The three children were waiting
for us there. They looked up at me bashfully and made some request of
their mother.
"They want me to tell you how the teacher has the school picnic here every
year. These don't go to school yet, so they think it's all like the
picnic."
After I had admired the arbor sufficiently, the youngsters ran away to an
open place where there was a rough jungle of French pinks, and squatted
down among them, crawling about and measuring with a string. "Jan wants to
bury his dog there," Antonia explained. "I had to tell him he could. He's
kind of like Nina Harling; you remember how hard she used to take little
things? He has funny notions, like her."
We sat down and watched them. Antonia leaned her elbows on the table.

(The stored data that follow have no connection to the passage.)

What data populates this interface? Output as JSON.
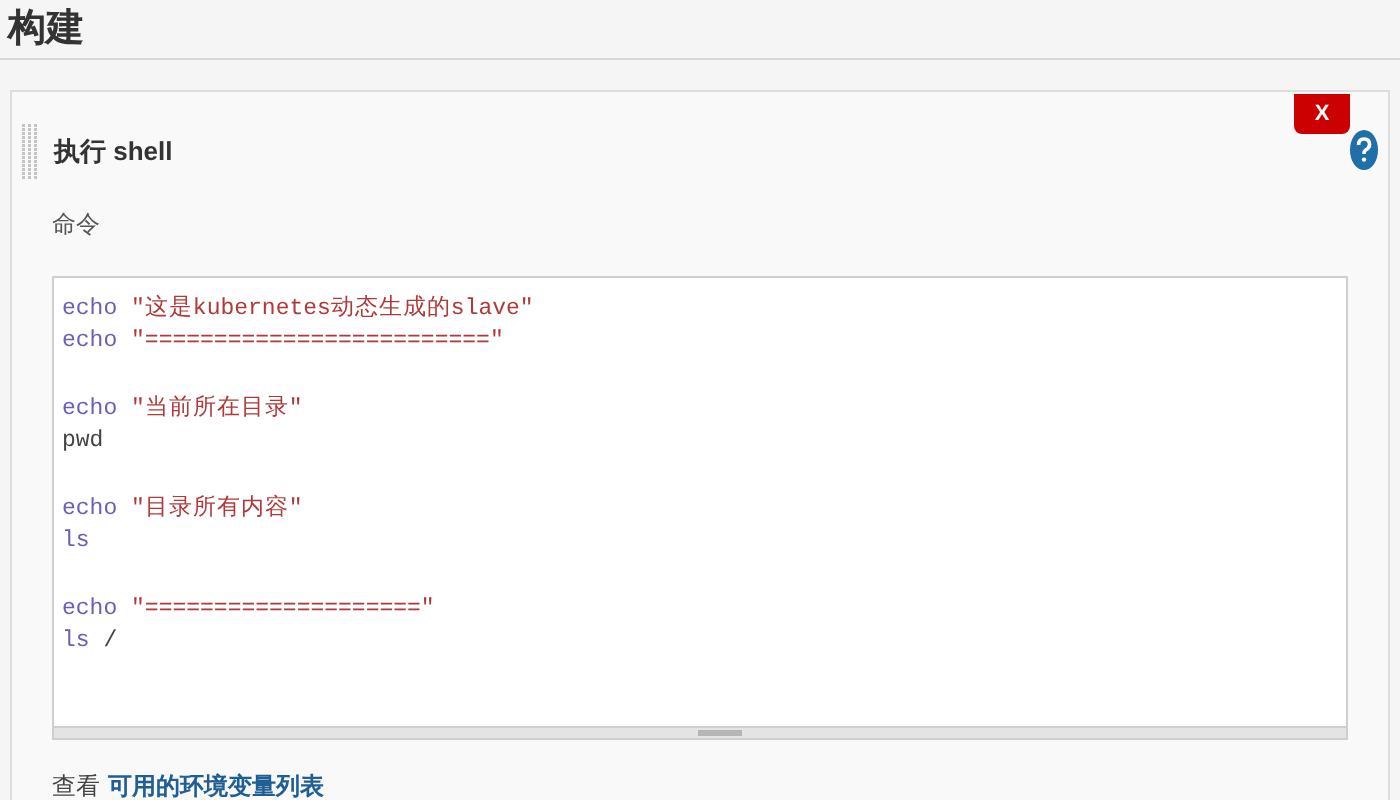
{
  "section_title": "构建",
  "step": {
    "title": "执行 shell",
    "delete_button": "X",
    "field_label": "命令",
    "code_blocks": [
      [
        [
          {
            "kind": "command",
            "text": "echo"
          },
          {
            "kind": "string",
            "text": "\"这是kubernetes动态生成的slave\""
          }
        ],
        [
          {
            "kind": "command",
            "text": "echo"
          },
          {
            "kind": "string",
            "text": "\"=========================\""
          }
        ]
      ],
      [
        [
          {
            "kind": "command",
            "text": "echo"
          },
          {
            "kind": "string",
            "text": "\"当前所在目录\""
          }
        ],
        [
          {
            "kind": "plain",
            "text": "pwd"
          }
        ]
      ],
      [
        [
          {
            "kind": "command",
            "text": "echo"
          },
          {
            "kind": "string",
            "text": "\"目录所有内容\""
          }
        ],
        [
          {
            "kind": "command",
            "text": "ls"
          }
        ]
      ],
      [
        [
          {
            "kind": "command",
            "text": "echo"
          },
          {
            "kind": "string",
            "text": "\"====================\""
          }
        ],
        [
          {
            "kind": "command",
            "text": "ls"
          },
          {
            "kind": "plain",
            "text": "/"
          }
        ]
      ]
    ],
    "footer_text": "查看",
    "footer_link": "可用的环境变量列表"
  }
}
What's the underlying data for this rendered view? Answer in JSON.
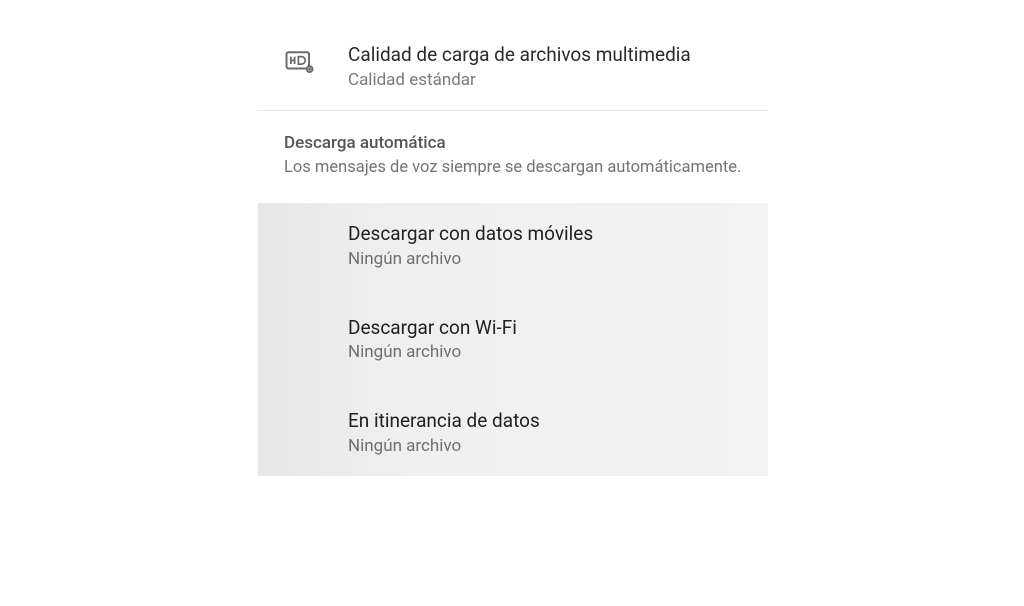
{
  "upload": {
    "title": "Calidad de carga de archivos multimedia",
    "subtitle": "Calidad estándar"
  },
  "auto_download": {
    "header": "Descarga automática",
    "desc": "Los mensajes de voz siempre se descargan automáticamente.",
    "items": [
      {
        "title": "Descargar con datos móviles",
        "sub": "Ningún archivo"
      },
      {
        "title": "Descargar con Wi-Fi",
        "sub": "Ningún archivo"
      },
      {
        "title": "En itinerancia de datos",
        "sub": "Ningún archivo"
      }
    ]
  }
}
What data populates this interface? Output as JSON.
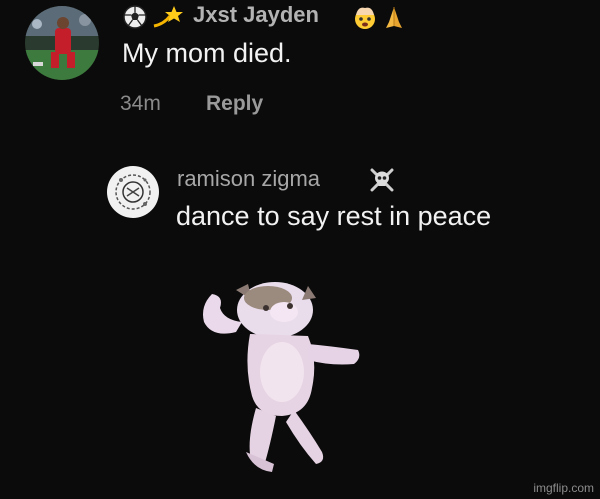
{
  "comment": {
    "username": "Jxst Jayden",
    "text": "My mom died.",
    "timestamp": "34m",
    "reply_label": "Reply",
    "username_prefix_icons": [
      "soccer-ball-icon",
      "dizzy-star-icon"
    ],
    "username_suffix_icons": [
      "exploding-head-icon",
      "folded-hands-icon"
    ]
  },
  "reply": {
    "username": "ramison zigma",
    "text": "dance to say rest in peace",
    "username_suffix_icons": [
      "skull-crossbones-icon"
    ]
  },
  "media": {
    "subject": "dancing-cat-gif"
  },
  "watermark": "imgflip.com",
  "colors": {
    "background": "#0b0b0b",
    "text": "#f2f2f2",
    "muted": "#8a8a8a"
  }
}
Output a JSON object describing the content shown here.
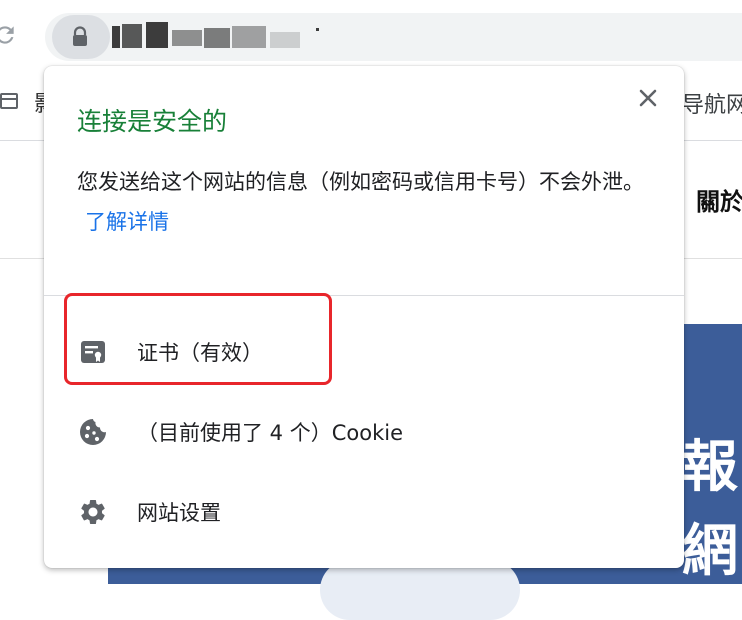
{
  "browser": {
    "bookmark_left_label": "影",
    "bookmark_right_label": "导航网",
    "page_right_text": "關於",
    "banner_chars": [
      "報",
      "網"
    ]
  },
  "popup": {
    "title": "连接是安全的",
    "description": "您发送给这个网站的信息（例如密码或信用卡号）不会外泄。",
    "learn_more": "了解详情",
    "certificate_label": "证书（有效）",
    "cookies_label": "（目前使用了 4 个）Cookie",
    "site_settings_label": "网站设置"
  },
  "icons": {
    "reload": "reload-icon",
    "lock": "lock-icon",
    "close": "close-icon",
    "certificate": "certificate-icon",
    "cookie": "cookie-icon",
    "settings": "gear-icon",
    "bookmark_folder": "folder-icon"
  },
  "colors": {
    "secure_green": "#188038",
    "link_blue": "#1a73e8",
    "highlight_red": "#e8262b",
    "banner_blue": "#3c5d99"
  }
}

There was the deepest peace in that orchard. It was surrounded by a triple
enclosure; the wire fence, then the hedge of thorny locusts, then the
mulberry hedge which kept out the hot winds of summer and held fast to the
protecting snows of winter. The hedges were so tall that we could see
nothing but the blue sky above them, neither the barn roof nor the
windmill. The afternoon sun poured down on us through the drying grape
leaves. The orchard seemed full of sun, like a cup, and we could smell the
ripe apples on the trees. The crabs hung on the branches as thick as beads
on a string, purple-red, with a thin silvery glaze over them.